The Temple of Hercules Musarum (Aedes Herculis Musarum) was a Roman temple dedicated to Hercules Musarum ("Hercules of the Muses") located near the Circus Flaminius in the southern Campus Martius in ancient Rome.

==History==
The temple was built by the consul Marcus Fulvius Nobilior, who conquered the Macedonian city of Ambracia in 189 BC. It was probably completed and dedicated during his triumph in 187 BC. Having earned scorn for enriching himself by raiding Greek temples, Fulvius Nobilior supposedly erected a portico around an earlier temple of Hercules in the Campus Martius, most likely that of Hercules Magnus Custos ("Hercules the Great Guardian"). He donated the copies of the fasti and statues he had taken from Ambracia, including a statue group of the Muses, after which the temple became known as Hercules Musarum, a calque of the Greek Hercules Musagetes (Ηρακλής Μουσαγέτης, Hēraklḗs Mousagétēs), Hercules as leader of the Muses. The temple later became the home of the Roman poets' guild (collegium poetarum).
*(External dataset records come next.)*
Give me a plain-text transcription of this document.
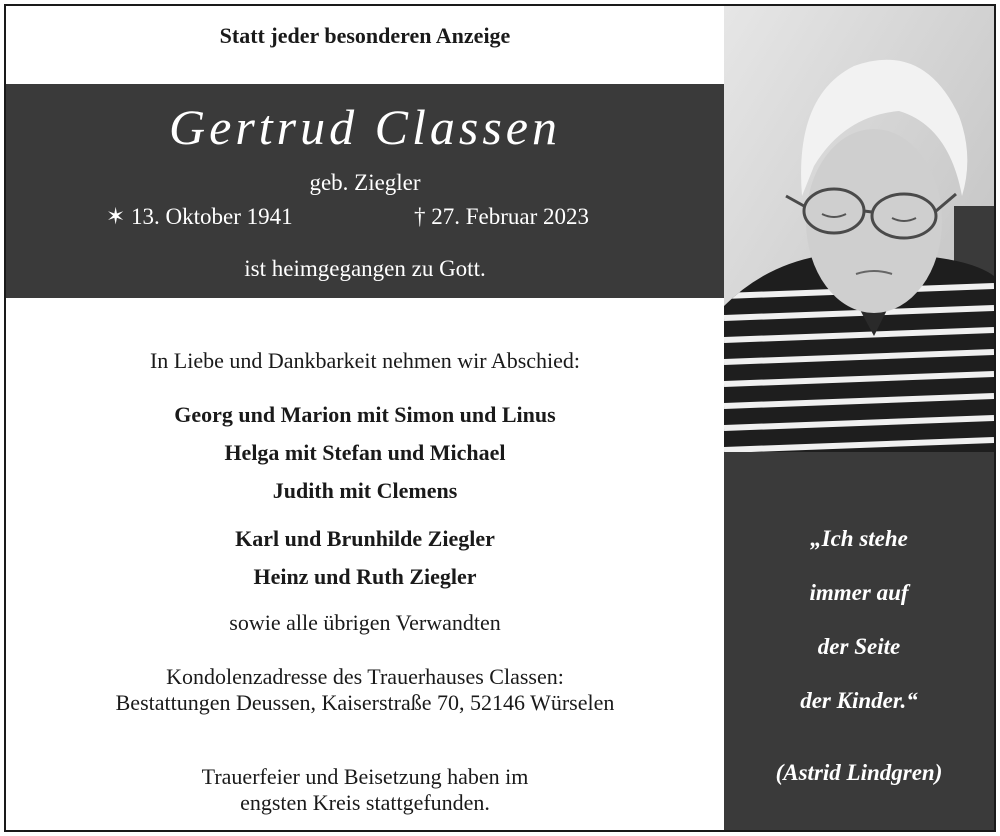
Statt jeder besonderen Anzeige
Gertrud Classen
geb. Ziegler
✶ 13. Oktober 1941	† 27. Februar 2023
ist heimgegangen zu Gott.
In Liebe und Dankbarkeit nehmen wir Abschied:
Georg und Marion mit Simon und Linus
Helga mit Stefan und Michael
Judith mit Clemens
Karl und Brunhilde Ziegler
Heinz und Ruth Ziegler
sowie alle übrigen Verwandten
Kondolenzadresse des Trauerhauses Classen:
Bestattungen Deussen, Kaiserstraße 70, 52146 Würselen
Trauerfeier und Beisetzung haben im
engsten Kreis stattgefunden.
„Ich stehe
immer auf
der Seite
der Kinder.“
(Astrid Lindgren)
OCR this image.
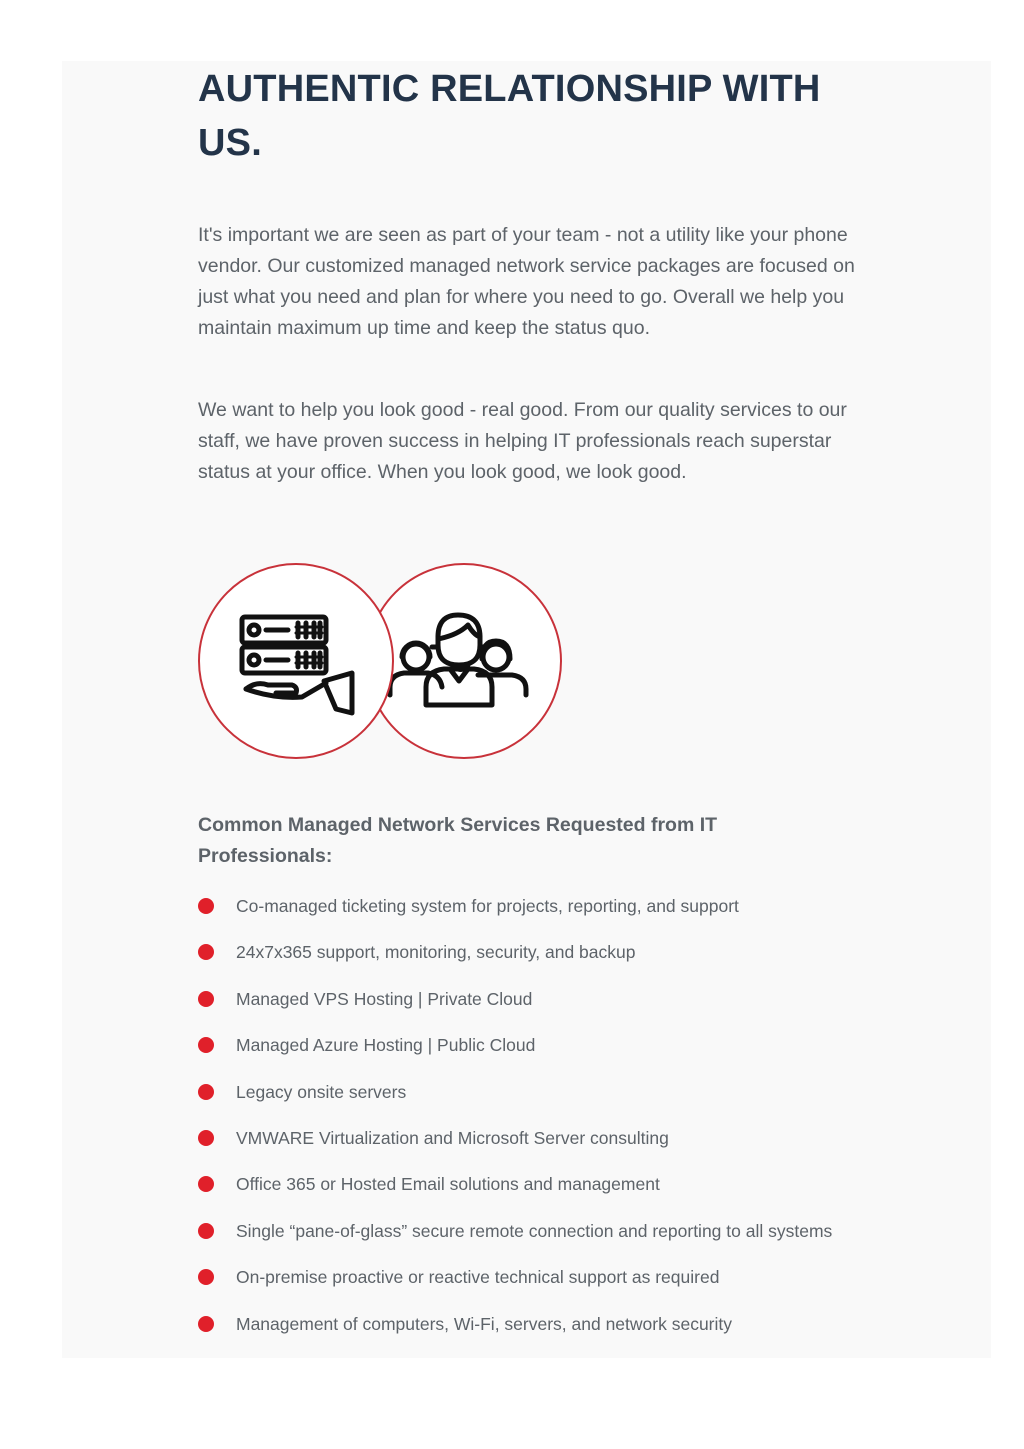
AUTHENTIC RELATIONSHIP WITH US.

It's important we are seen as part of your team - not a utility like your phone vendor. Our customized managed network service packages are focused on just what you need and plan for where you need to go. Overall we help you maintain maximum up time and keep the status quo.

We want to help you look good - real good. From our quality services to our staff, we have proven success in helping IT professionals reach superstar status at your office. When you look good, we look good.

Common Managed Network Services Requested from IT Professionals:
Co-managed ticketing system for projects, reporting, and support
24x7x365 support, monitoring, security, and backup
Managed VPS Hosting | Private Cloud
Managed Azure Hosting | Public Cloud
Legacy onsite servers
VMWARE Virtualization and Microsoft Server consulting
Office 365 or Hosted Email solutions and management
Single “pane-of-glass” secure remote connection and reporting to all systems
On-premise proactive or reactive technical support as required
Management of computers, Wi-Fi, servers, and network security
The Portico of Octavius (Porticus Octavia) was later built around the temple. Around 33–29 BC, Octavian and his stepbrother L. Marcius Philippus refurbished the portico and temple, after which the area was known as the Portico of Philippus (Porticus Philippi).

The temple has not survived, but part of its floor plan is known from Fragment 33 of the 3rd century Forma Urbis Romae.